Pada pukul 03.00 pagi, mereka melakukan video call dengan Jerome yang sedang di Jakarta. Jerome, yang seharusnya ada acara di UGM, langsung membatalkan kegiatannya dan berusaha mengambil penerbangan pagi-pagi sekali ke Surabaya. Selama dua jam menunggu, Jerome terus berbicara dengan papanya melalui telepon.
Jerome tiba di Surabaya pukul 08.00 pagi, namun kondisi Marojahan tidak kunjung membaik. Segala obat optimal yang diberikan tidak berhasil menstabilkan tekanan darahnya.
Melepas dengan Ikhlas
Sekitar pukul 14.00 siang, terjadi pergantian obat. Chrissie memahami bahwa ini pertanda bahwa suaminya akan segera meninggal. Saat itu, ia masih belum rela.
"Saya masih bisikan kalimat-kalimat untuk supaya Bapak bangun, Bapak sembuh, Bapak kami masih butuh Bapak."
Melihat penderitaan sang ayah, Jehian kemudian membujuk ibunya.
"Mama harus relain Papa. Kalau Mama terus-terusan bilang seperti itu, Papa seperti mau bertahan. Lihat Ma, Jantung Papa terus-terusan ada tapi nggak bisa kepompak ke paru-paru. Papa menderita, Ma. Ayo, Ma, relain."
Akhirnya, dengan berat hati, Chrissie mengucapkan kata-kata perpisahan di telinga suaminya.
"Gak apa-apa kalau papa mau pulang duluan, ada Tuhan menjagaku, ada anak-anak akan menjagaku. Aku mencintai Papa, engkau akan selalu di hatiku, nggak akan ada yang bisa menggantikan."
Setelah kalimat perpisahan itu diucapkan, Chrissie, Jehian, dan Jerome menyaksikan semua angka di monitor tanda vital Marojahan perlahan-lahan menurun, hingga akhirnya ia dinyatakan meninggal dunia pada hari Kamis (30/10/2025)

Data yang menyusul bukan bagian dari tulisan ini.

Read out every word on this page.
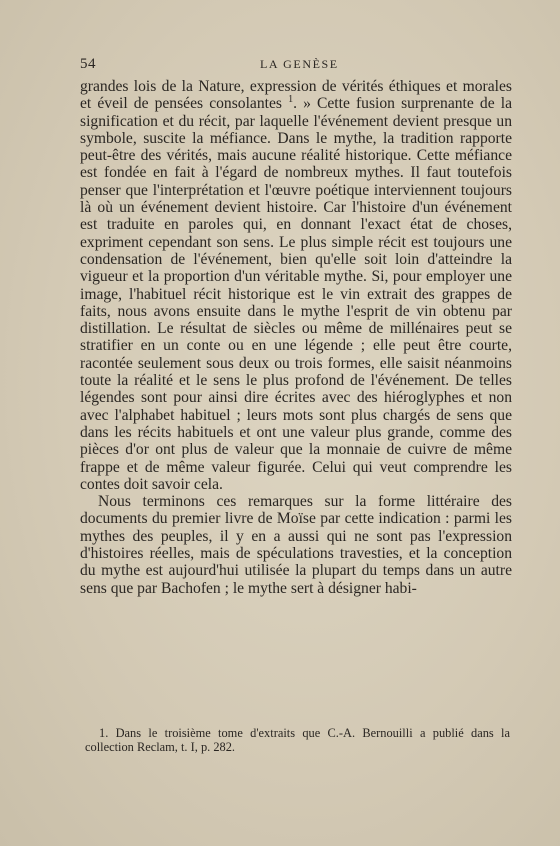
54	LA GENÈSE

grandes lois de la Nature, expression de vérités éthiques et morales et éveil de pensées consolantes $^1$. » Cette fusion surprenante de la signification et du récit, par laquelle l'événement devient presque un symbole, suscite la méfiance. Dans le mythe, la tradition rapporte peut-être des vérités, mais aucune réalité historique. Cette méfiance est fondée en fait à l'égard de nombreux mythes. Il faut toutefois penser que l'interprétation et l'œuvre poétique interviennent toujours là où un événement devient histoire. Car l'histoire d'un événement est traduite en paroles qui, en donnant l'exact état de choses, expriment cependant son sens. Le plus simple récit est toujours une condensation de l'événement, bien qu'elle soit loin d'atteindre la vigueur et la proportion d'un véritable mythe. Si, pour employer une image, l'habituel récit historique est le vin extrait des grappes de faits, nous avons ensuite dans le mythe l'esprit de vin obtenu par distillation. Le résultat de siècles ou même de millénaires peut se stratifier en un conte ou en une légende ; elle peut être courte, racontée seulement sous deux ou trois formes, elle saisit néanmoins toute la réalité et le sens le plus profond de l'événement. De telles légendes sont pour ainsi dire écrites avec des hiéroglyphes et non avec l'alphabet habituel ; leurs mots sont plus chargés de sens que dans les récits habituels et ont une valeur plus grande, comme des pièces d'or ont plus de valeur que la monnaie de cuivre de même frappe et de même valeur figurée. Celui qui veut comprendre les contes doit savoir cela.

Nous terminons ces remarques sur la forme littéraire des documents du premier livre de Moïse par cette indication : parmi les mythes des peuples, il y en a aussi qui ne sont pas l'expression d'histoires réelles, mais de spéculations travesties, et la conception du mythe est aujourd'hui utilisée la plupart du temps dans un autre sens que par Bachofen ; le mythe sert à désigner habi-

1. Dans le troisième tome d'extraits que C.-A. Bernouilli a publié dans la collection Reclam, t. I, p. 282.
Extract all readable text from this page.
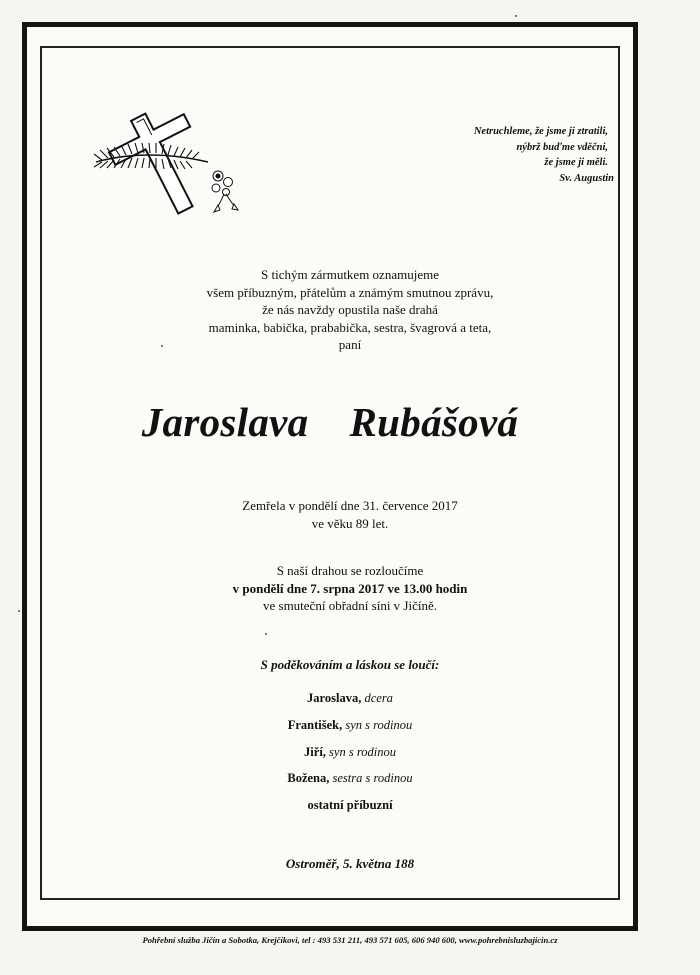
Netruchleme, že jsme ji ztratili,
nýbrž buďme vděčni,
že jsme ji měli.
Sv. Augustin
S tichým zármutkem oznamujeme
všem příbuzným, přátelům a známým smutnou zprávu,
že nás navždy opustila naše drahá
maminka, babička, prababička, sestra, švagrová a teta,
paní
Jaroslava  Rubášová
Zemřela v pondělí dne 31. července 2017
ve věku 89 let.
S naší drahou se rozloučíme
v pondělí dne 7. srpna 2017 ve 13.00 hodin
ve smuteční obřadní síni v Jičíně.
S poděkováním a láskou se loučí:
Jaroslava, dcera
František, syn s rodinou
Jiří, syn s rodinou
Božena, sestra s rodinou
ostatní příbuzní
Ostroměř, 5. května 188
Pohřební služba Jičín a Sobotka, Krejčíkovi, tel : 493 531 211, 493 571 605, 606 940 600, www.pohrebnisluzbajicin.cz
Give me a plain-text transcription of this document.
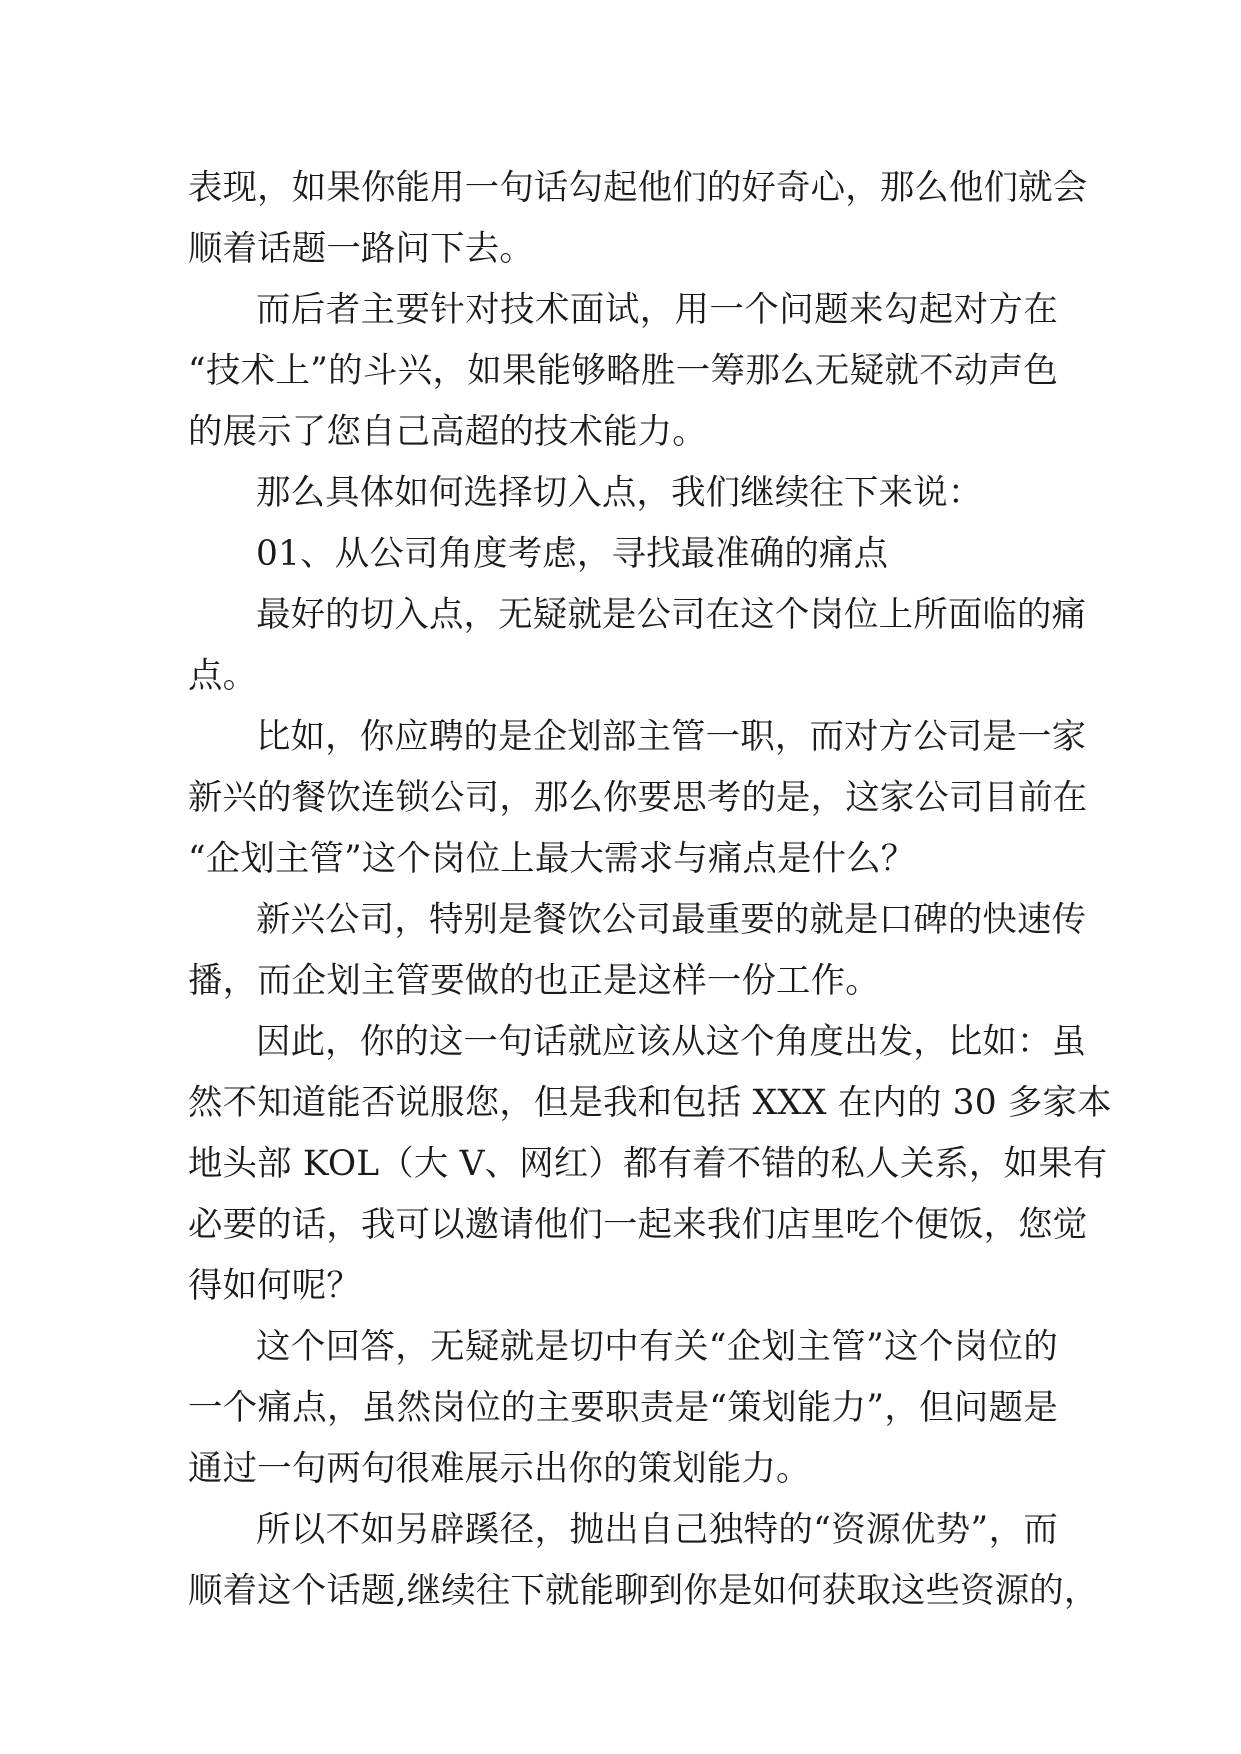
表现，如果你能用一句话勾起他们的好奇心，那么他们就会
顺着话题一路问下去。
而后者主要针对技术面试，用一个问题来勾起对方在
“技术上”的斗兴，如果能够略胜一筹那么无疑就不动声色
的展示了您自己高超的技术能力。
那么具体如何选择切入点，我们继续往下来说：
01、从公司角度考虑，寻找最准确的痛点
最好的切入点，无疑就是公司在这个岗位上所面临的痛
点。
比如，你应聘的是企划部主管一职，而对方公司是一家
新兴的餐饮连锁公司，那么你要思考的是，这家公司目前在
“企划主管”这个岗位上最大需求与痛点是什么？
新兴公司，特别是餐饮公司最重要的就是口碑的快速传
播，而企划主管要做的也正是这样一份工作。
因此，你的这一句话就应该从这个角度出发，比如：虽
然不知道能否说服您，但是我和包括 XXX 在内的 30 多家本
地头部 KOL（大 V、网红）都有着不错的私人关系，如果有
必要的话，我可以邀请他们一起来我们店里吃个便饭，您觉
得如何呢？
这个回答，无疑就是切中有关“企划主管”这个岗位的
一个痛点，虽然岗位的主要职责是“策划能力”，但问题是
通过一句两句很难展示出你的策划能力。
所以不如另辟蹊径，抛出自己独特的“资源优势”，而
顺着这个话题,继续往下就能聊到你是如何获取这些资源的，
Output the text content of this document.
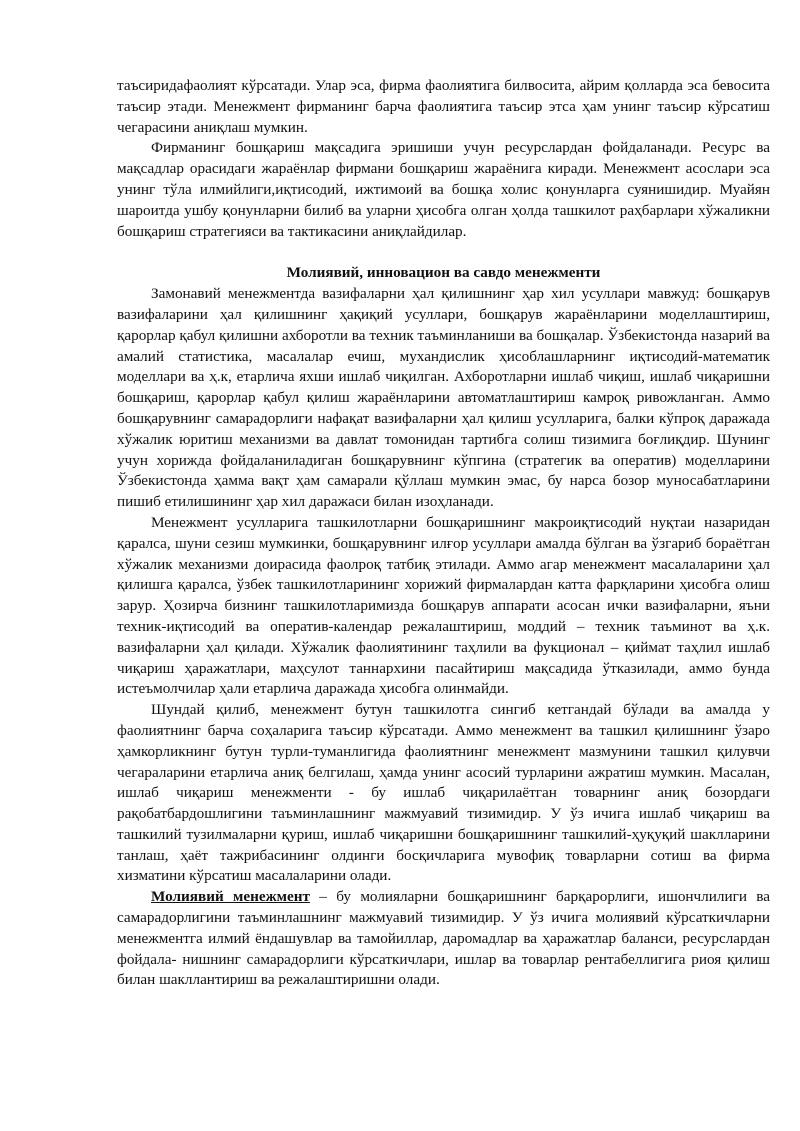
таъсиридафаолият кўрсатади. Улар эса, фирма фаолиятига билвосита, айрим қолларда эса бевосита таъсир этади. Менежмент фирманинг барча фаолиятига таъсир этса ҳам унинг таъсир кўрсатиш чегарасини аниқлаш мумкин.

Фирманинг бошқариш мақсадига эришиши учун ресурслардан фойдаланади. Ресурс ва мақсадлар орасидаги жараёнлар фирмани бошқариш жараёнига киради. Менежмент асослари эса унинг тўла илмийлиги,иқтисодий, ижтимоий ва бошқа холис қонунларга суянишидир. Муайян шароитда ушбу қонунларни билиб ва уларни ҳисобга олган ҳолда ташкилот раҳбарлари хўжаликни бошқариш стратегияси ва тактикасини аниқлайдилар.

Молиявий, инновацион ва савдо менежменти

Замонавий менежментда вазифаларни ҳал қилишнинг ҳар хил усуллари мавжуд: бошқарув вазифаларини ҳал қилишнинг ҳақиқий усуллари, бошқарув жараёнларини моделлаштириш, қарорлар қабул қилишни ахборотли ва техник таъминланиши ва бошқалар. Ўзбекистонда назарий ва амалий статистика, масалалар ечиш, мухандислик ҳисоблашларнинг иқтисодий-математик моделлари ва ҳ.к, етарлича яхши ишлаб чиқилган. Ахборотларни ишлаб чиқиш, ишлаб чиқаришни бошқариш, қарорлар қабул қилиш жараёнларини автоматлаштириш камроқ ривожланган. Аммо бошқарувнинг самарадорлиги нафақат вазифаларни ҳал қилиш усулларига, балки кўпроқ даражада хўжалик юритиш механизми ва давлат томонидан тартибга солиш тизимига боғлиқдир. Шунинг учун хорижда фойдаланиладиган бошқарувнинг кўпгина (стратегик ва оператив) моделларини Ўзбекистонда ҳамма вақт ҳам самарали қўллаш мумкин эмас, бу нарса бозор муносабатларини пишиб етилишининг ҳар хил даражаси билан изоҳланади.

Менежмент усулларига ташкилотларни бошқаришнинг макроиқтисодий нуқтаи назаридан қаралса, шуни сезиш мумкинки, бошқарувнинг илғор усуллари амалда бўлган ва ўзгариб бораётган хўжалик механизми доирасида фаолроқ татбиқ этилади. Аммо агар менежмент масалаларини ҳал қилишга қаралса, ўзбек ташкилотларининг хорижий фирмалардан катта фарқларини ҳисобга олиш зарур. Ҳозирча бизнинг ташкилотларимизда бошқарув аппарати асосан ички вазифаларни, яъни техник-иқтисодий ва оператив-календар режалаштириш, моддий – техник таъминот ва ҳ.к. вазифаларни ҳал қилади. Хўжалик фаолиятининг таҳлили ва фукционал – қиймат таҳлил ишлаб чиқариш ҳаражатлари, маҳсулот таннархини пасайтириш мақсадида ўтказилади, аммо бунда истеъмолчилар ҳали етарлича даражада ҳисобга олинмайди.

Шундай қилиб, менежмент бутун ташкилотга сингиб кетгандай бўлади ва амалда у фаолиятнинг барча соҳаларига таъсир кўрсатади. Аммо менежмент ва ташкил қилишнинг ўзаро ҳамкорликнинг бутун турли-туманлигида фаолиятнинг менежмент мазмунини ташкил қилувчи чегараларини етарлича аниқ белгилаш, ҳамда унинг асосий турларини ажратиш мумкин. Масалан, ишлаб чиқариш менежменти - бу ишлаб чиқарилаётган товарнинг аниқ бозордаги рақобатбардошлигини таъминлашнинг мажмуавий тизимидир. У ўз ичига ишлаб чиқариш ва ташкилий тузилмаларни қуриш, ишлаб чиқаришни бошқаришнинг ташкилий-ҳуқуқий шаклларини танлаш, ҳаёт тажрибасининг олдинги босқичларига мувофиқ товарларни сотиш ва фирма хизматини кўрсатиш масалаларини олади.

Молиявий менежмент – бу молияларни бошқаришнинг барқарорлиги, ишончлилиги ва самарадорлигини таъминлашнинг мажмуавий тизимидир. У ўз ичига молиявий кўрсаткичларни менежментга илмий ёндашувлар ва тамойиллар, даромадлар ва ҳаражатлар баланси, ресурслардан фойдала- нишнинг самарадорлиги кўрсаткичлари, ишлар ва товарлар рентабеллигига риоя қилиш билан шакллантириш ва режалаштиришни олади.
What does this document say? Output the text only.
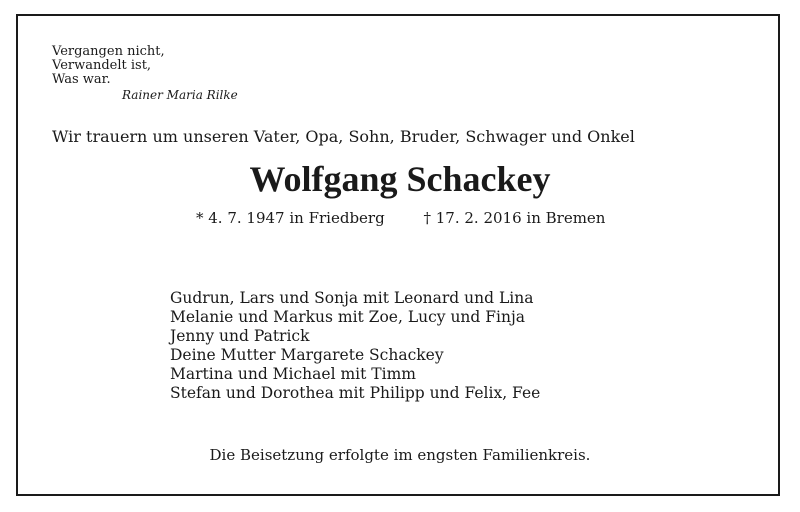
Vergangen nicht,
Verwandelt ist,
Was war.
Rainer Maria Rilke
Wir trauern um unseren Vater, Opa, Sohn, Bruder, Schwager und Onkel
Wolfgang Schackey
* 4. 7. 1947 in Friedberg	† 17. 2. 2016 in Bremen
Gudrun, Lars und Sonja mit Leonard und Lina
Melanie und Markus mit Zoe, Lucy und Finja
Jenny und Patrick
Deine Mutter Margarete Schackey
Martina und Michael mit Timm
Stefan und Dorothea mit Philipp und Felix, Fee
Die Beisetzung erfolgte im engsten Familienkreis.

Penyebab Kritis yang Terungkap
Chrissie menjelaskan bahwa kondisi kritis yang dialami Marojahan terjadi karena gumpalan darah (clot) yang sama ternyata juga menyumbat pembuluh darah menuju paru-paru.
"Sehingga paru-parunya tidak bisa mendapatkan oksigen karena jalannya ya jalan ke paru-parunya tersumbat. Itulah yang membuat seluruh kondisi jadi kritis."
Ungkapan Hati Seorang Istri
Di akhir sharingnya, Chrissie menyampaikan betapa berat kehilangan yang ia rasakan. Ia mengaku tidak tahu apa artinya "harus kuat" yang sering diucapkan banyak orang. Baginya, yang ia tahu hanyalah ia ingin menangis, dan tidak tahu sampai kapan.
Namun, di tengah duka yang mendalam, imannya menjadi penopang.
"Tuhan bersama saya, Tuhan tidak akan pernah meninggalkan saya. Suami saya sudah selesai tugasnya, aku belum dan aku masih harus menjalani tugas yang Tuhan berikan dalam hidupku."
Dengan penuh ketegaran, Chrissie bertekad untuk berusaha bangkit demi ketiga putranya yang masih bersamanya.